By PAISLEY DODDS AND SYLVIA HUI | AP
Published: Aug 7, 2010 22:08 Updated: Aug 7, 2010 22:08
LONDON: Britain's first "anti-terror" summer camp opened Saturday, with the goal
of teaching Muslim youth how to rebuff extremists who try to recruit them at schools
and in online chat rooms.
The three-day event hopes to equip hundreds of students with arguments from the
Qur'an on how to respond to people with radical beliefs, encounters some at the
camp said happen regularly.
The issue of Islamist recruiting has made steady headlines in Britain after suspects
in high-profile terrorism cases were reportedly radicalized while studying at elite
UK
universities or after listening to imams who preach holy war.
"We want to give youngsters a balanced view of Islam and to remove the misconception
of what jihad actually is," organizer Muhammad Tahir ul-Qadri told The Associated
Press. "Extremists have confined the act of jihad to the act of militancy and violence.
This is totally wrong according to Qur'anic commandments." In March, the Pakistani
scholar who now lives in Toronto issued a 600-page fatwa, or religious edict, against
terrorist acts like suicide bombing.
Some 1,300 high school and university students are expected to study his fatwa
and hear about moderate Islam at the camp at Warwick University in Coventry. Ul-Qadri
said that in a series of lectures and debates, he would convince the students "why
suicide bombing makes one a disbeliever, and why terrorists will go to hell fire."

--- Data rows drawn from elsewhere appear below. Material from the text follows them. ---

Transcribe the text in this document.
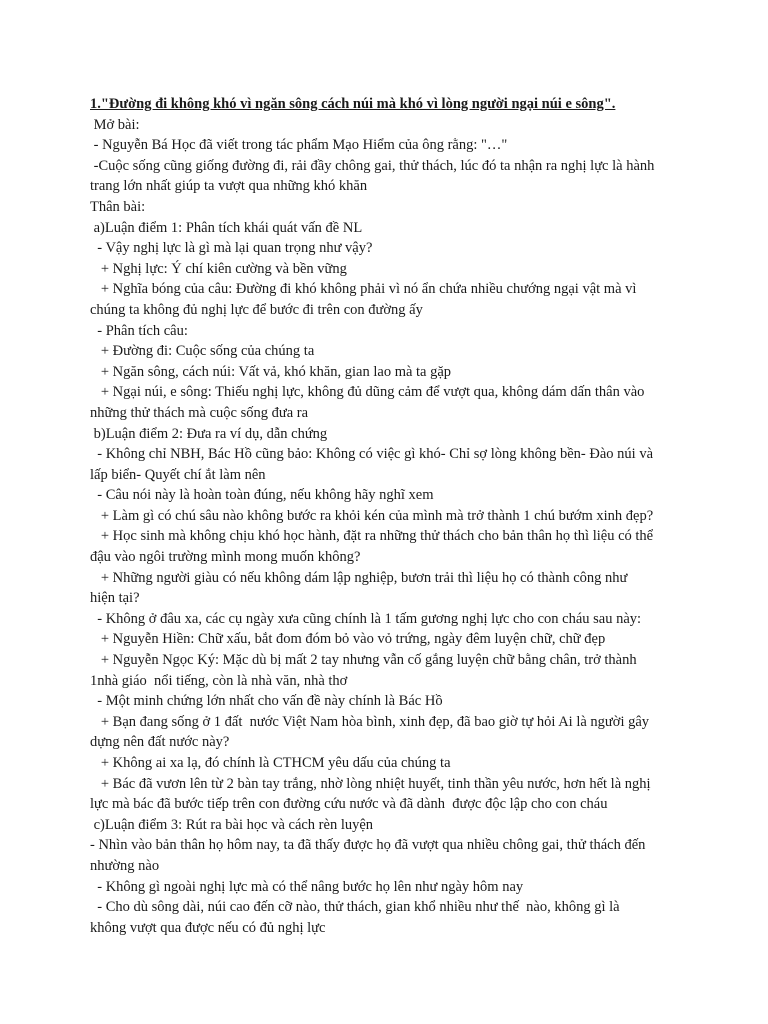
1."Đường đi không khó vì ngăn sông cách núi mà khó vì lòng người ngại núi e sông".
Mở bài:
- Nguyễn Bá Học đã viết trong tác phẩm Mạo Hiểm của ông rằng: "…"
-Cuộc sống cũng giống đường đi, rải đầy chông gai, thử thách, lúc đó ta nhận ra nghị lực là hành
trang lớn nhất giúp ta vượt qua những khó khăn
Thân bài:
a)Luận điểm 1: Phân tích khái quát vấn đề NL
- Vậy nghị lực là gì mà lại quan trọng như vậy?
+ Nghị lực: Ý chí kiên cường và bền vững
+ Nghĩa bóng của câu: Đường đi khó không phải vì nó ẩn chứa nhiều chướng ngại vật mà vì
chúng ta không đủ nghị lực để bước đi trên con đường ấy
- Phân tích câu:
+ Đường đi: Cuộc sống của chúng ta
+ Ngăn sông, cách núi: Vất vả, khó khăn, gian lao mà ta gặp
+ Ngại núi, e sông: Thiếu nghị lực, không đủ dũng cảm để vượt qua, không dám dấn thân vào
những thử thách mà cuộc sống đưa ra
b)Luận điểm 2: Đưa ra ví dụ, dẫn chứng
- Không chỉ NBH, Bác Hồ cũng bảo: Không có việc gì khó- Chỉ sợ lòng không bền- Đào núi và
lấp biển- Quyết chí ắt làm nên
- Câu nói này là hoàn toàn đúng, nếu không hãy nghĩ xem
+ Làm gì có chú sâu nào không bước ra khỏi kén của mình mà trở thành 1 chú bướm xinh đẹp?
+ Học sinh mà không chịu khó học hành, đặt ra những thử thách cho bản thân họ thì liệu có thể
đậu vào ngôi trường mình mong muốn không?
+ Những người giàu có nếu không dám lập nghiệp, bươn trải thì liệu họ có thành công như
hiện tại?
- Không ở đâu xa, các cụ ngày xưa cũng chính là 1 tấm gương nghị lực cho con cháu sau này:
+ Nguyễn Hiền: Chữ xấu, bắt đom đóm bỏ vào vỏ trứng, ngày đêm luyện chữ, chữ đẹp
+ Nguyễn Ngọc Ký: Mặc dù bị mất 2 tay nhưng vẫn cố gắng luyện chữ bằng chân, trở thành
1nhà giáo  nổi tiếng, còn là nhà văn, nhà thơ
- Một minh chứng lớn nhất cho vấn đề này chính là Bác Hồ
+ Bạn đang sống ở 1 đất  nước Việt Nam hòa bình, xinh đẹp, đã bao giờ tự hỏi Ai là người gây
dựng nên đất nước này?
+ Không ai xa lạ, đó chính là CTHCM yêu dấu của chúng ta
+ Bác đã vươn lên từ 2 bàn tay trắng, nhờ lòng nhiệt huyết, tinh thần yêu nước, hơn hết là nghị
lực mà bác đã bước tiếp trên con đường cứu nước và đã dành  được độc lập cho con cháu
c)Luận điểm 3: Rút ra bài học và cách rèn luyện
- Nhìn vào bản thân họ hôm nay, ta đã thấy được họ đã vượt qua nhiều chông gai, thử thách đến
nhường nào
- Không gì ngoài nghị lực mà có thể nâng bước họ lên như ngày hôm nay
- Cho dù sông dài, núi cao đến cỡ nào, thử thách, gian khổ nhiều như thế  nào, không gì là
không vượt qua được nếu có đủ nghị lực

Muslim conferences aimed at helping youths tackle extremism are not new — some US
organizations have even reached out to Muslim rappers and musicians in an effort
to encourage youths to use music and other means as a form of protest rather than
violence.
But the issue is particularly timely in Britain. Omar Sheikh, a British citizen
who orchestrated the killing of journalist Daniel Pearl, was reportedly recruited
while studying at the London School of Economics. Umar Farouk Abdulmutallab, a young
Nigerian accused of trying to detonate a bomb hidden in his underwear on a flight
from Amsterdam last year, also was said to be radicalized while studying in London.
Many in Britain still reel from memories of the suicide bombing attack on London's
transit system in July 2005, in which four homegrown terrorists — including two
youths aged just 18 and 19 — killed themselves and dozens of other commuters.

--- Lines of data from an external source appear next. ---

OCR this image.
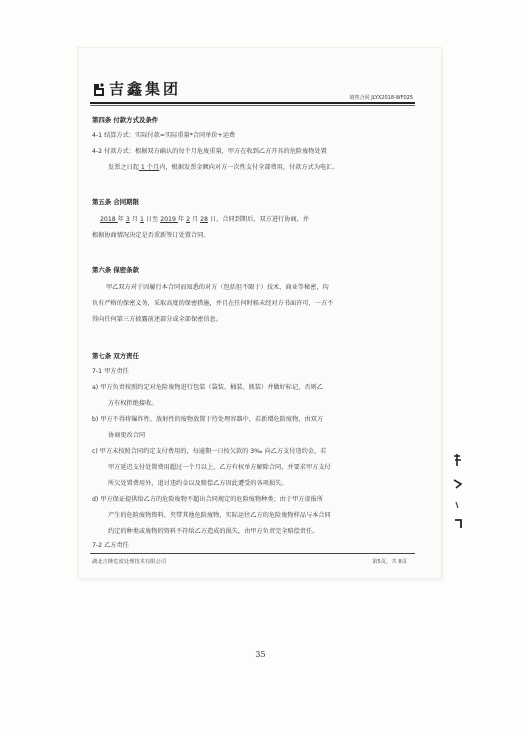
吉鑫集团	销售合同 JLYX2018-WF025
第四条 付款方式及条件
4-1 结算方式：实际付款=实际重量*合同单价+运费
4-2 付款方式：根据双方确认的每个月危废重量，甲方在收到乙方开具的危险废物处置
发票之日起 1 个月内，根据发票金额向对方一次性支付全部费用，付款方式为电汇。
第五条 合同期限
2018 年 3 月 1 日至 2019 年 2 月 28 日，合同到期后，双方进行协商，并
根据协商情况决定是否重新签订处置合同。
第六条 保密条款
甲乙双方对于因履行本合同而知悉的对方（包括但不限于）技术、商业等秘密，均
负有严格的保密义务，采取高度的保密措施，并且在任何时候未经对方书面许可，一方不
得向任何第三方披露前述部分或全部保密信息。
第七条 双方责任
7-1 甲方责任
a) 甲方负责按照约定对危险废物进行包装（袋装、桶装、瓶装）并做好标记，否则乙
方有权拒绝接收。
b) 甲方不得将爆炸性、放射性的废物放置于待处理容器中，若新增危险废物，由双方
协商更改合同
c) 甲方未按照合同约定支付费用的，每逾期一日按欠款的 3‰ 向乙方支付违约金，若
甲方延迟支付处置费用超过一个月以上，乙方有权单方解除合同，并要求甲方支付
所欠处置费用外，追讨违约金以及赔偿乙方因此遭受的各项损失。
d) 甲方保证提供给乙方的危险废物不超出合同规定的危险废物种类；由于甲方虚报所
产生的危险废物资料、夹带其他危险废物，实际运往乙方的危险废物样品与本合同
约定的种类或废物的资料不符给乙方造成的损失，由甲方负责完全赔偿责任。
7-2 乙方责任
湖北吉隆危废处理技术有限公司	第5页，共 8页
35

Britain is home to some influential preachers of radical Islam, the most well-known
of them being imprisoned Egyptian-born radical cleric Mustafa Kamal Mustafa, also
known as Abu Hamza Al-Masri. The one-eyed, hook-handed hard-liner used to be head
of London's Finsbury Park Mosque, said to be a meeting point for extremists, and
is accused of setting up a terrorist training camp in rural Oregon.

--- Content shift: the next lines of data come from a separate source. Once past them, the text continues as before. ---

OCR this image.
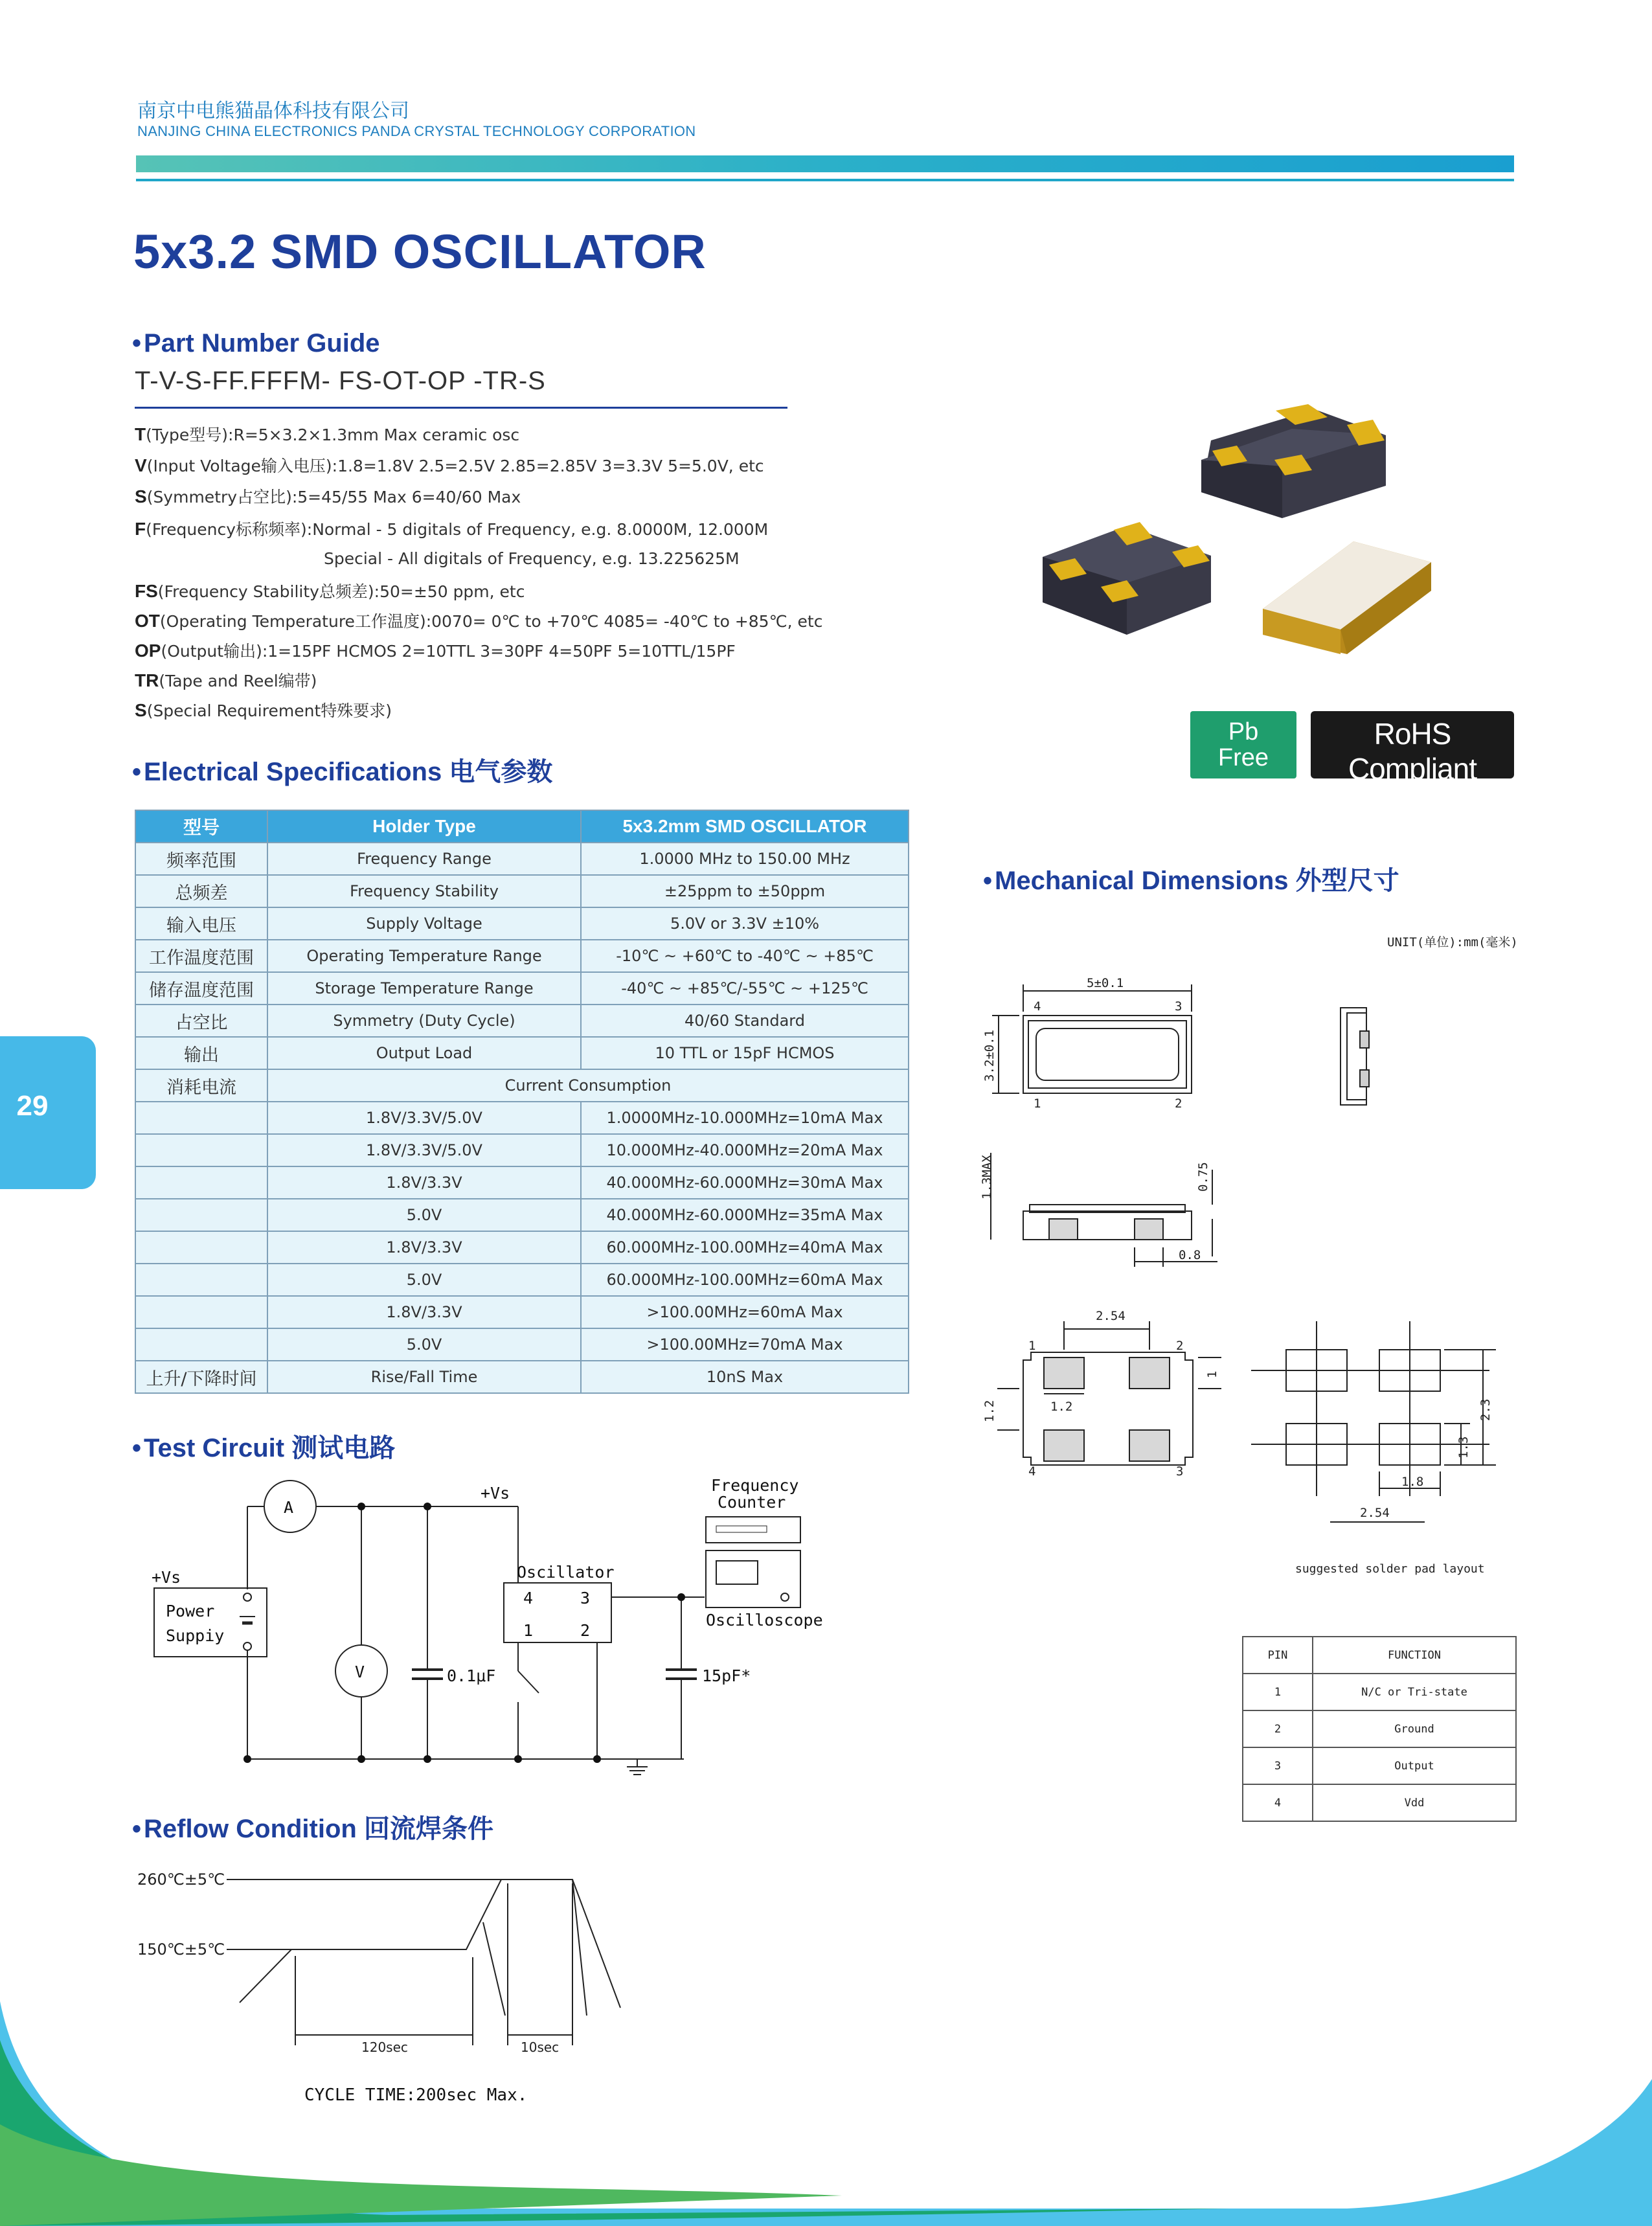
南京中电熊猫晶体科技有限公司
NANJING CHINA ELECTRONICS PANDA CRYSTAL TECHNOLOGY CORPORATION
5x3.2 SMD OSCILLATOR
• Part Number Guide
T-V-S-FF.FFFM- FS-OT-OP -TR-S
T(Type型号):R=5×3.2×1.3mm Max ceramic osc
V(Input Voltage输入电压):1.8=1.8V 2.5=2.5V 2.85=2.85V 3=3.3V 5=5.0V, etc
S(Symmetry占空比):5=45/55 Max 6=40/60 Max
F(Frequency标称频率):Normal - 5 digitals of Frequency, e.g. 8.0000M, 12.000M
Special - All digitals of Frequency, e.g. 13.225625M
FS(Frequency Stability总频差):50=±50 ppm, etc
OT(Operating Temperature工作温度):0070= 0℃ to +70℃ 4085= -40℃ to +85℃, etc
OP(Output输出):1=15PF HCMOS 2=10TTL 3=30PF 4=50PF 5=10TTL/15PF
TR(Tape and Reel编带)
S(Special Requirement特殊要求)
Pb
Free
RoHS Compliant
Directive 2002/95/EC
• Electrical Specifications 电气参数
型号	Holder Type	5x3.2mm SMD OSCILLATOR
频率范围	Frequency Range	1.0000 MHz to 150.00 MHz
总频差	Frequency Stability	±25ppm to ±50ppm
输入电压	Supply Voltage	5.0V or 3.3V ±10%
工作温度范围	Operating Temperature Range	-10℃ ~ +60℃ to -40℃ ~ +85℃
储存温度范围	Storage Temperature Range	-40℃ ~ +85℃/-55℃ ~ +125℃
占空比	Symmetry (Duty Cycle)	40/60 Standard
输出	Output Load	10 TTL or 15pF HCMOS
消耗电流	Current Consumption	
	1.8V/3.3V/5.0V	1.0000MHz-10.000MHz=10mA Max
	1.8V/3.3V/5.0V	10.000MHz-40.000MHz=20mA Max
	1.8V/3.3V	40.000MHz-60.000MHz=30mA Max
	5.0V	40.000MHz-60.000MHz=35mA Max
	1.8V/3.3V	60.000MHz-100.00MHz=40mA Max
	5.0V	60.000MHz-100.00MHz=60mA Max
	1.8V/3.3V	>100.00MHz=60mA Max
	5.0V	>100.00MHz=70mA Max
上升/下降时间	Rise/Fall Time	10nS Max
29
• Mechanical Dimensions 外型尺寸
UNIT(单位):mm(毫米)
5±0.1
3.2±0.1
4	3
1	2
1.3MAX	0.75
0.8
2.54
1.2
1
1.2
1	2
3
4
2.3
1.3
1.8
2.54
suggested solder pad layout
PIN	FUNCTION
1	N/C or Tri-state
2	Ground
3	Output
4	Vdd
• Test Circuit 测试电路
Power
Suppiy
+Vs
+Vs
A
V	0.1μF	15pF*
Oscillator
4	3
1	2
Frequency
Counter
Oscilloscope
• Reflow Condition 回流焊条件
260℃±5℃
150℃±5℃
120sec	10sec
CYCLE TIME:200sec Max.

"For years hate speech was allowed to flourish in Britain so you had preachings
from radical imams igniting the passions of youths and dividing the community,"
ul-Qadri said. "It's now time to repair this." For many of the young Muslims attending
the camp, joining a terrorist group to wage holy war jarred with their moderate
believes. But they said extremists are outspoken at universities, and they lack
the right arguments to counter radicals who approach them.
"I have had some experiences especially at university (with radicals)," said
Tahseen Khalid, a 24-year-old university student in business and international politics.
"They haven't really worked on me ... I'm not confused. I believe terrorism is
quite alien to the culture we were brought up in. I just want the information to
help me argue the case in the strongest way," said Khalid, a Pakistani who was born
and grew up in Britain.
Teacher Samra Adri, 33, said she also met with extremist groups while at university.
She said young British Muslims often lack proper religious education and don't have
a clear alternative viewpoint to militant rhetoric.
"You hear in the news everyday about Afghanistan, Pakistan, what America's doing
... many Muslims are obviously angry about the political situation in the world,
but they don't understand exactly how a Muslim should react," said Adri, who lives
in London.
A bigger problem is that the myriad Muslim organizations in Britain representing
rival factions often contradict and attack each other's ideologies and political
agendas. One of these groups, the Islamic Society of Britain, condemned the conference
as a big public relations exercise and said it does not target the youths who are
really vulnerable to radicalism.
Justin Gest, an academic on migration studies at the London School of Economics
and Political Science, said the conference would at least expose young people to
alternatives of what "good Islam" can be.
"If it changes one young Muslim's views about what is real Islam, that's a good
thing," he said. "How many of their minds will change I don't know."